Gearing up to begin the race, I crawled up to the bow to assess the situation (which was grim--almosy every boat was now ahead of us). As I crouched there, the rigging came undone and the boom fell and thwacked me on the head. I swore I had tied it properly! By the time the starting cannon went off, we were in about as pitiful a position as possible. I managed to raise the sail, but boats were already streaming toward the first buoy. And, we were stuck in irons.

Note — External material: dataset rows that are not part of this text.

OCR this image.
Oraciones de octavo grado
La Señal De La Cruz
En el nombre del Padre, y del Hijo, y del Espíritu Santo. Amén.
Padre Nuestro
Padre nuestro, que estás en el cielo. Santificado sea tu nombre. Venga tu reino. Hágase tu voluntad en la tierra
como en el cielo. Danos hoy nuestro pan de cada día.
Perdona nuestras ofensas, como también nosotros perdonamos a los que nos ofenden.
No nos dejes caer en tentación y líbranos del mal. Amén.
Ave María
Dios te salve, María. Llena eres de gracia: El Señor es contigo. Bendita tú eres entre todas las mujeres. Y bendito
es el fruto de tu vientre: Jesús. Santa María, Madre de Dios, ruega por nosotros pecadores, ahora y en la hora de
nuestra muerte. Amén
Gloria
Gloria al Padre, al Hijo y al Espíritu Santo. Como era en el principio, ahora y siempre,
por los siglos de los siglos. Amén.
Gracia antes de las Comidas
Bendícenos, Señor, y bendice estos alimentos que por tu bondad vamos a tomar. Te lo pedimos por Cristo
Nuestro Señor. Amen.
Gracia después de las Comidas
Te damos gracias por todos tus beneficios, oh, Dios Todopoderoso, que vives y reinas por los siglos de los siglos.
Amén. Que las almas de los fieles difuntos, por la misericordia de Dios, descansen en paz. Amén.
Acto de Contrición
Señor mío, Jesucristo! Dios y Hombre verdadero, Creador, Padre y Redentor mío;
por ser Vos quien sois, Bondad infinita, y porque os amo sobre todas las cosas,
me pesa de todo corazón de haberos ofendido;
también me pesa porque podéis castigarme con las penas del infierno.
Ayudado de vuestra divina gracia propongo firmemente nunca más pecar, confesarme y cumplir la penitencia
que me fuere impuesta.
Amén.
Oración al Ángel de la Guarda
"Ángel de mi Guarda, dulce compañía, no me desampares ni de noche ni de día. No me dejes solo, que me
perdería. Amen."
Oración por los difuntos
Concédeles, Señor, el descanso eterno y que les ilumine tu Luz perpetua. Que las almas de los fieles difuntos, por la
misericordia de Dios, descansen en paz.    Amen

Very depressed and angry and deep into a bottle of Nuclear "Clamato" Bloody Mary, we chased the pack without any success. We tried to keep our spirits up by announcing our boat number as we rounded each buoy; none was there to hear it but the still and silent trees. (It is called Lake Placid for a reason.) By the time we got to the third buoy we were in a pack of about 5 losers who couldn't seem to manage to round it. Suddenly, a gust of wind blew from the heavens! We came about...and immediately flipped and dumped into the water. We both fell into the drink along with the bottle of Clamato (it was rescued). And I was wearing my new Lilly Pulitzer shorts! Freezing and wet, we righted her and continued the race--but this time in much higher spirits. So lame was our plight now that only humor was an option. Our laughter echoed around the lake. Sunburnt and awash with Bloody Marys, we finally crossed the finish line with a handful of vessels behind us. The glorious etched plates, that were the prizes, were now out of our reach, but our dignity was almost intact.

Until, diving into a boathouse to change into warm clothes, shivering and nearly insensible with cold, I chose an innocuous spot in a corner in which to strip down to my nothings--revealing a bare, white butt for all the party to view, framed by the clear glass window that I had failed to notice behind me.